I live in a full service building so I asked my doorman to pinch my breast for the photo below.
Kidding, that’s not the doorman’s hand. What kind of tenant do you take me for?
I asked my neighbor Karen (Mark’s wife), to demonstrate when I was at their home last night for Easter dinner. Look closely, that’s where Patrick pinched. You’ll have to decide if it was an innocent mistake.
I tend to think not.
I pushed his hand away and he said, “You’re such a good listener.”

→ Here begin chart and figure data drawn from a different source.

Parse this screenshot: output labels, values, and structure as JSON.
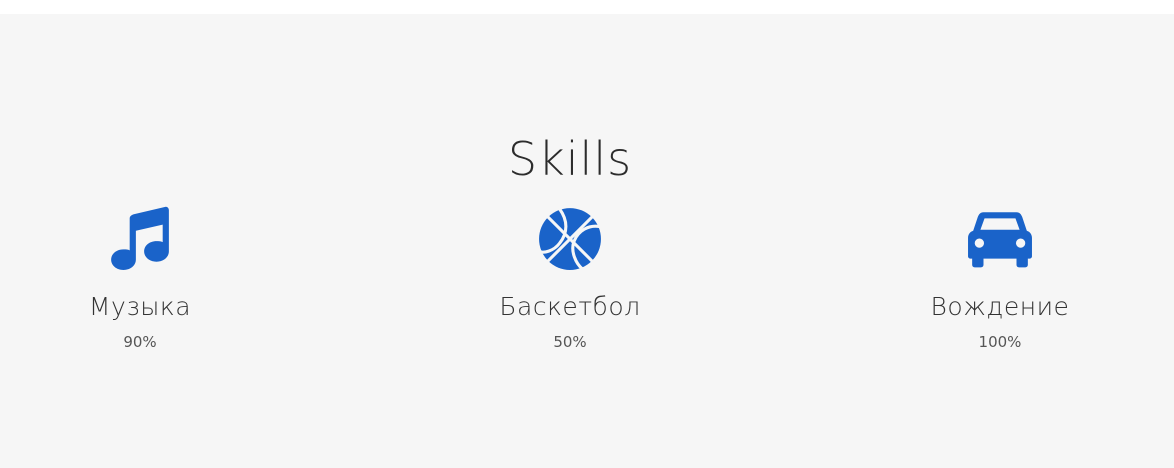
{
  "section": {
    "title": "Skills"
  },
  "colors": {
    "accent": "#1a63c9",
    "background": "#f6f6f6",
    "text": "#333333"
  },
  "skills": [
    {
      "name": "Музыка",
      "level": "90%",
      "icon": "music-note-icon"
    },
    {
      "name": "Баскетбол",
      "level": "50%",
      "icon": "basketball-icon"
    },
    {
      "name": "Вождение",
      "level": "100%",
      "icon": "car-icon"
    }
  ]
}
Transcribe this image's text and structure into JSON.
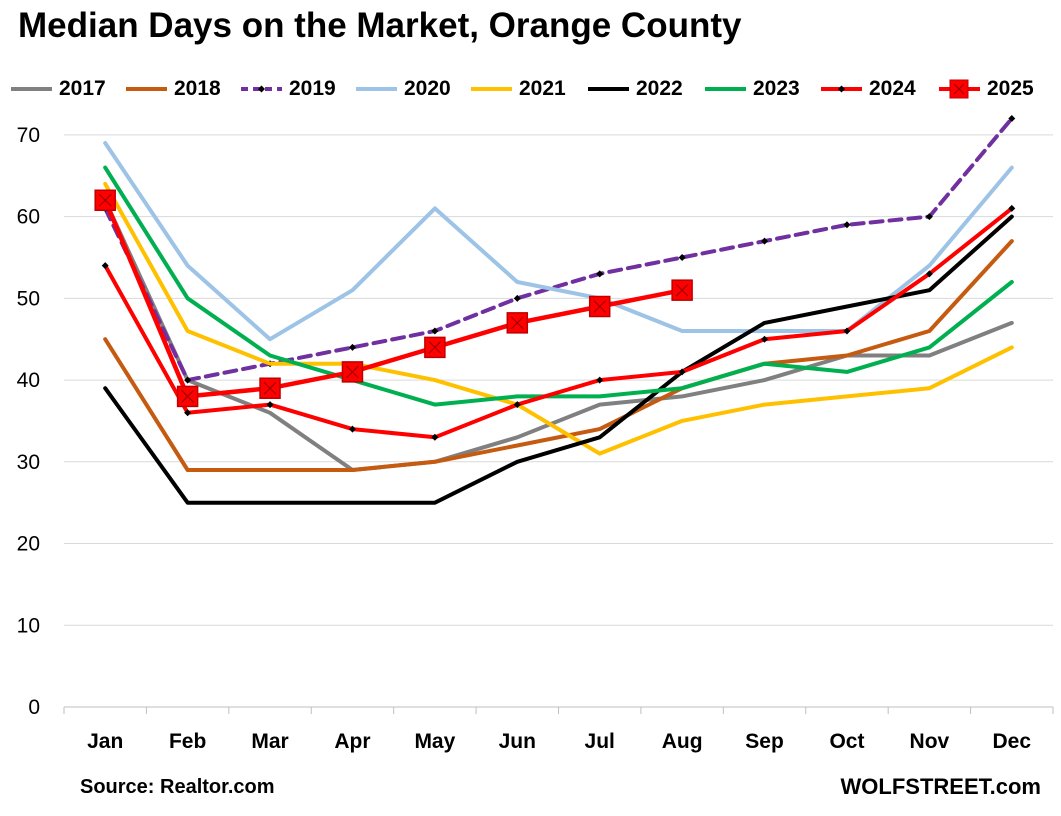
{
  "chart_data": {
    "type": "line",
    "title": "Median Days on the Market, Orange County",
    "categories": [
      "Jan",
      "Feb",
      "Mar",
      "Apr",
      "May",
      "Jun",
      "Jul",
      "Aug",
      "Sep",
      "Oct",
      "Nov",
      "Dec"
    ],
    "ylim": [
      0,
      75
    ],
    "yticks": [
      0,
      10,
      20,
      30,
      40,
      50,
      60,
      70
    ],
    "grid": "horizontal",
    "legend_position": "top",
    "series": [
      {
        "name": "2017",
        "color": "#808080",
        "dash": "solid",
        "marker": "none",
        "values": [
          62,
          40,
          36,
          29,
          30,
          33,
          37,
          38,
          40,
          43,
          43,
          47
        ]
      },
      {
        "name": "2018",
        "color": "#C55A11",
        "dash": "solid",
        "marker": "none",
        "values": [
          45,
          29,
          29,
          29,
          30,
          32,
          34,
          39,
          42,
          43,
          46,
          57
        ]
      },
      {
        "name": "2019",
        "color": "#7030A0",
        "dash": "dashed",
        "marker": "diamond",
        "values": [
          61,
          40,
          42,
          44,
          46,
          50,
          53,
          55,
          57,
          59,
          60,
          72
        ]
      },
      {
        "name": "2020",
        "color": "#9DC3E6",
        "dash": "solid",
        "marker": "none",
        "values": [
          69,
          54,
          45,
          51,
          61,
          52,
          50,
          46,
          46,
          46,
          54,
          66
        ]
      },
      {
        "name": "2021",
        "color": "#FFC000",
        "dash": "solid",
        "marker": "none",
        "values": [
          64,
          46,
          42,
          42,
          40,
          37,
          31,
          35,
          37,
          38,
          39,
          44
        ]
      },
      {
        "name": "2022",
        "color": "#000000",
        "dash": "solid",
        "marker": "none",
        "values": [
          39,
          25,
          25,
          25,
          25,
          30,
          33,
          41,
          47,
          49,
          51,
          60
        ]
      },
      {
        "name": "2023",
        "color": "#00B050",
        "dash": "solid",
        "marker": "none",
        "values": [
          66,
          50,
          43,
          40,
          37,
          38,
          38,
          39,
          42,
          41,
          44,
          52
        ]
      },
      {
        "name": "2024",
        "color": "#FF0000",
        "dash": "solid",
        "marker": "diamond",
        "values": [
          54,
          36,
          37,
          34,
          33,
          37,
          40,
          41,
          45,
          46,
          53,
          61
        ]
      },
      {
        "name": "2025",
        "color": "#FF0000",
        "dash": "solid",
        "marker": "square",
        "values": [
          62,
          38,
          39,
          41,
          44,
          47,
          49,
          51,
          null,
          null,
          null,
          null
        ]
      }
    ]
  },
  "footer": {
    "source": "Source: Realtor.com",
    "brand": "WOLFSTREET.com"
  }
}
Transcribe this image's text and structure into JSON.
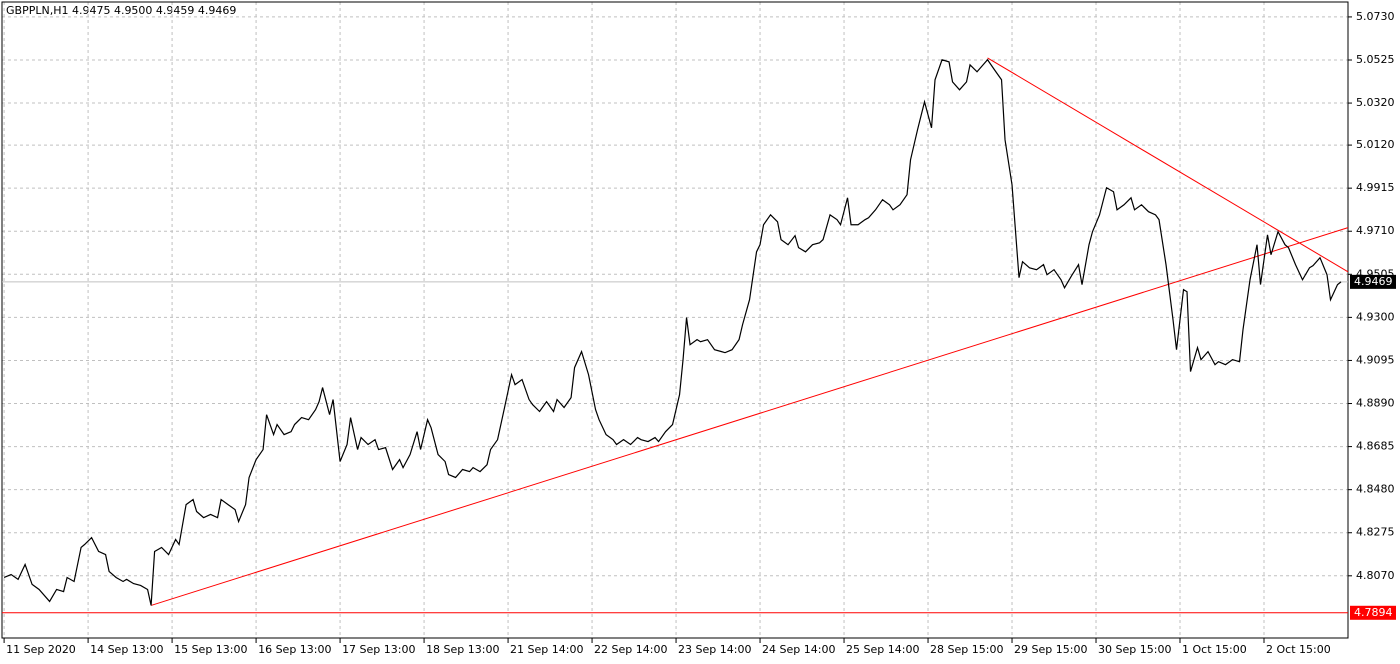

I guess I was that night since he’d not asked me a single question and then I was speechless immediately following his grab.
The server approached and he told her we’d have another round.
Wasn’t happening and I shared that with him.
We exited, walked to the street and I hailed a cab. He said he’d had a great time. I did not respond.
I got a text from him this weekend. He asked for my email address. The problem was that he’d sent several messages to me already. I reminded him of that and thanked him (with over the top sincerity) for the lesson in Japanese delicacies.
Here’s his reply:
Gosh, I was not meaning to be didactic, sorry. And yes, you gave me the address, it just doesn’t sound like you. I forgot the connection. Happy Easter!
I never told Patrick about being a writer. He didn’t ask. I never shared with him that I have a blog. All the things I normally talk about on a first date–when I’m with someone who’s not performing a monologue. Sure, the breast pinch was appalling but maybe he didn’t mean to touch me there. It was his lack of consideration that began immediately when he left me waiting in the lobby and continued throughout the date that was most offensive.
Call me sensitive, but being didactic should be the least of his concerns.
“How do I work? I grope.” Albert Einstein
Please remember that I always change the names and certain details so these, um, gentlemen cannot be identified and for that they should be grateful.